But the series is decided, over in all but the most literal sense. The Gators made sure of that Saturday night, with a come-from-behind 7-2 victory that gave them consecutive wins over the nation's top-ranked team and three straight wins over ranked outfits following two straight close losses at Kentucky.
Saturday's win was maybe more impressive than Friday's, in which Logan Shore's B+ stuff and two very good innings from Kirby Snead staked the Gators to a 7-0 lead that A&M only meaningfully cut into against back-of-the-bullpen reliever Frank Rubio in a doomed ninth-inning rally that made the final margin 7-4.
Pete Alonso homered again on Saturday, nabbing his third RBI of the night on his second shot in as many games, but that was about the only commonality between the two games: A&M jumped on Alex Faedo, making his first Saturday start, for two runs in the top of the first, getting them on a leadoff homer and a run that scored on a wild pitch after a throwing error turned a single into a runner in scoring position.
Then Florida roared back with three runs in the bottom of the first, another run in the second, two more in the fourth, and a last insurance run in the sixth, with Mike Rivera and Jeremy Vasquez driving home two runs each.

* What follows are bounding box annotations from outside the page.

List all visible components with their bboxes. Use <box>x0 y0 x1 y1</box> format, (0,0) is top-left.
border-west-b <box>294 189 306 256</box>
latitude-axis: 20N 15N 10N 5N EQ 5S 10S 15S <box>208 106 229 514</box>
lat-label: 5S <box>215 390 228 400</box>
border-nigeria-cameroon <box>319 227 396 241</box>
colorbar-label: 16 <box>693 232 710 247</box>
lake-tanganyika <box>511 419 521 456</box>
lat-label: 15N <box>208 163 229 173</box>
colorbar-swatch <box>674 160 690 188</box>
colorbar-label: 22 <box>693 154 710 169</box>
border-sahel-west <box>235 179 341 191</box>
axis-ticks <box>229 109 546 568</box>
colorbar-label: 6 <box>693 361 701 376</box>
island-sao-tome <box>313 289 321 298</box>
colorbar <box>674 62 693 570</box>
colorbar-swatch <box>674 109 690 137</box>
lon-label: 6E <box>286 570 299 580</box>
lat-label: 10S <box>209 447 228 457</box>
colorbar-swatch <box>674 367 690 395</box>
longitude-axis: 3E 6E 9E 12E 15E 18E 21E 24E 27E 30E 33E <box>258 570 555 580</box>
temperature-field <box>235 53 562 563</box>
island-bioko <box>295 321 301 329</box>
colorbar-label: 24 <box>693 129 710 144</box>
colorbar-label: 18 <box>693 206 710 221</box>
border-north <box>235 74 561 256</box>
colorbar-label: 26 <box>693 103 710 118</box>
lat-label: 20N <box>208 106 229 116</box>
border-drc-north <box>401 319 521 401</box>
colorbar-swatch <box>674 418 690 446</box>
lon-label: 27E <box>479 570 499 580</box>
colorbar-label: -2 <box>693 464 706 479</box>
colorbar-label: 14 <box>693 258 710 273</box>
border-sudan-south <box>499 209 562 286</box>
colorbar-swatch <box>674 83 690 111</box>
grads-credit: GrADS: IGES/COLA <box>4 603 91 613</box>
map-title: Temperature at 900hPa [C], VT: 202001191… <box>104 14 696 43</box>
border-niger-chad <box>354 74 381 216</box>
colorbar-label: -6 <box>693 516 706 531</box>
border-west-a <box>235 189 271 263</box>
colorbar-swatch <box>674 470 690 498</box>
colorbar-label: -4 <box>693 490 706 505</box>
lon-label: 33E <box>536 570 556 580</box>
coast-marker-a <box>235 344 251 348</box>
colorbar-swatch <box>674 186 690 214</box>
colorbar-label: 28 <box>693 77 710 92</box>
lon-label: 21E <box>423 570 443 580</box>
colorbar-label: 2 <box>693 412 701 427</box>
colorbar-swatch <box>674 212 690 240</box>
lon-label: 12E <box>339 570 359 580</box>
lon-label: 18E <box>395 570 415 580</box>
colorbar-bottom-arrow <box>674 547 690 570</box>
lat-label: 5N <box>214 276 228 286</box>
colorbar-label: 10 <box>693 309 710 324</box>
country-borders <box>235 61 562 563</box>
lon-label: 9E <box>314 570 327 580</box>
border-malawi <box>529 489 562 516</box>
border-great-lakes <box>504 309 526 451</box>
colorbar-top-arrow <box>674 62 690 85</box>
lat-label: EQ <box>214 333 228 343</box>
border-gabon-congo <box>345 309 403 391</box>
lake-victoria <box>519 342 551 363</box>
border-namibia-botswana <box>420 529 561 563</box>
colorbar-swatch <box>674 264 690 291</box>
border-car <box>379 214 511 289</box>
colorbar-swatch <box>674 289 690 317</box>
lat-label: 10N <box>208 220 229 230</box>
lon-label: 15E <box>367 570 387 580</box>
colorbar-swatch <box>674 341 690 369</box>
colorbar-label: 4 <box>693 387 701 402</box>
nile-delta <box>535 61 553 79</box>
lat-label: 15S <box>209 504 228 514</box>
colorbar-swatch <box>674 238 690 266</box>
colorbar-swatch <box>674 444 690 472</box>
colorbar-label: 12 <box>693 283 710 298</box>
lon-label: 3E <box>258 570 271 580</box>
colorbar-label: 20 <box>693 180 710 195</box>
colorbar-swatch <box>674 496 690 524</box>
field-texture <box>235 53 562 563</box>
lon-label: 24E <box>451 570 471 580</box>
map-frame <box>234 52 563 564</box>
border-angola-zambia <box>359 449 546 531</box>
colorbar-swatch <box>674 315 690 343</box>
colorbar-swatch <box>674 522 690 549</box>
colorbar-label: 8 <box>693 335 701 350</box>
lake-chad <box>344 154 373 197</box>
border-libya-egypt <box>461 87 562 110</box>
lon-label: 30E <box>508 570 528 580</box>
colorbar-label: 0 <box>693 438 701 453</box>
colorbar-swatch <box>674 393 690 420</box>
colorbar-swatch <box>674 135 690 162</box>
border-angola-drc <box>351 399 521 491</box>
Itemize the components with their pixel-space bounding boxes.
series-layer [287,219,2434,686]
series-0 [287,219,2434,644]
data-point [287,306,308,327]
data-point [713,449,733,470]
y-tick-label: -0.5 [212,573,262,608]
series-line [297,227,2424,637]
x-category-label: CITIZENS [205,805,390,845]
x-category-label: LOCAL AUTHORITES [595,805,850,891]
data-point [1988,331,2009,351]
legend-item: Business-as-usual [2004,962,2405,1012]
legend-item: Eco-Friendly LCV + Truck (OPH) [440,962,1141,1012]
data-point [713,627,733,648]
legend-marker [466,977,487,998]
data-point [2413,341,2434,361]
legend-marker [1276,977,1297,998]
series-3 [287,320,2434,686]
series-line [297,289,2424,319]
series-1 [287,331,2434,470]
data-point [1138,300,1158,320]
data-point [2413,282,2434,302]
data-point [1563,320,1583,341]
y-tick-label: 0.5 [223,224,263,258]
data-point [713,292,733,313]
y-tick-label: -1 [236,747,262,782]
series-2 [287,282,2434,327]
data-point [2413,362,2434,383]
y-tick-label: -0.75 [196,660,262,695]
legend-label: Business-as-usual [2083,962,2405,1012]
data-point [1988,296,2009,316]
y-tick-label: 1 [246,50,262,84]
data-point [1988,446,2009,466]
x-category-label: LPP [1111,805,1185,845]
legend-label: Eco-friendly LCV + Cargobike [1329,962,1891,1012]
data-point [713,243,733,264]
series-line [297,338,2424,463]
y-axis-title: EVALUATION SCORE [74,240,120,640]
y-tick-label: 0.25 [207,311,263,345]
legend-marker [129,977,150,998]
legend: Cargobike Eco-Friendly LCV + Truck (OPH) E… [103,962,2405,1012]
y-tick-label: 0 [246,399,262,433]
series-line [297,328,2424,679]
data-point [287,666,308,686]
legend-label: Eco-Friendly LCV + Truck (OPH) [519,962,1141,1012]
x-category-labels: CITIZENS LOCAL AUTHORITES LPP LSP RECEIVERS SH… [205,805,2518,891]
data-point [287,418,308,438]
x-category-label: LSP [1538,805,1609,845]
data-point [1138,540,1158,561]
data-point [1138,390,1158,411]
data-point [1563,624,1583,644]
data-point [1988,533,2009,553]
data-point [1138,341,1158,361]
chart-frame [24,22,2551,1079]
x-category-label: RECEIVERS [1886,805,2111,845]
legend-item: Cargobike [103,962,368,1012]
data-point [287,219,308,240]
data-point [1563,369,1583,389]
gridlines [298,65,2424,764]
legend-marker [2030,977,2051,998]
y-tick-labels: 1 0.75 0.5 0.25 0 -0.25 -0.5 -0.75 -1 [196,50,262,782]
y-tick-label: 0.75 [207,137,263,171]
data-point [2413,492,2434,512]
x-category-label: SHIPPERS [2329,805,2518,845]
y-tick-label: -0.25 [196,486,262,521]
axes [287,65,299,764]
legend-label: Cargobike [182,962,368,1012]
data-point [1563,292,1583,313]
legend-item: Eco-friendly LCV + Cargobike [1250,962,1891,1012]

After that adventurous first inning, Faedo allowed just two baserunners in his final five frames; after he departed, Dane Dunning allowed just three baserunners in his three-inning save.
Before Sunday's game even starts — a game, mind, in which Florida will throw perhaps the most talented pitcher in college baseball, A.J. Puk — the Gators already have their first home series win over a ranked team this year.
And it is over the No. 1 team in the country. And it came in dominant fashion.
I mentioned this while writing about the Gators following their 3-2 win over Florida State earlier this week, but this team came in with expectations somewhere beyond the sky — in the ionosphere, maybe. That comes with the territory of being so star-studded that three first-round picks could leave Gainesville after this season and there would still be at least a couple left for next year, and with the precociousness the Gators showed in rampaging to the College World Series in 2015, before crafty Virginia answered a question no one else but Kentucky seems to know how to approach: "How on earth do you beat Florida?"
Through two games, the nation's top-ranked team has seemed to lack even an ability to isolate variables. Jumping on Faedo early should have been a prelude to something for the Aggies, but Florida responding by roughing up Kyle Sirmonds and leading by the end of the inning — something the Gators have done after 17 of the 18 innings this weekend — showed that even an early lead does not scare this team. Rallying in the ninth on Friday only really meant that Shaun Anderson had to emerge from the pen and get an out.
And keeping JJ Schwarz and Buddy Reed mostly in check, something Texas A&M has done by allowing Florida's superb sophomore to contribute only a sacrifice fly and a single in a 1-for-8 weekend to date and limiting the Gators center fielder to a 2-for-10 performance that included an RBI single on Friday, simply has not mattered. The Gators are too deep up and down the lineup to be mowed down: Alonso emerging as a fearsome cleanup hitter is a great ongoing development, but little things like Jonathan India going 4-for-4 as Florida's No. 9 hitter on Friday and Vasquez coming out of his seeming sophomore slump to drive in runs in both games against the Aggies seem to happen every game.
I'm still more worried about that offense than anything, because seven runs a game could still be topped by, say, 10 runs a game, and because the Gators still have that potential if every hitter clicks at once. But I thought I was picking nits earlier this week; now, I feel like I'm walking around the Louvre, looking for flaws.
Florida has the best team in college baseball this year, even when it is not playing its absolute best ball, and we now have a rather breezy series victory against one of the other excellent teams as proof of that truth.
Whatever happens from here on in, we can be pretty sure of that.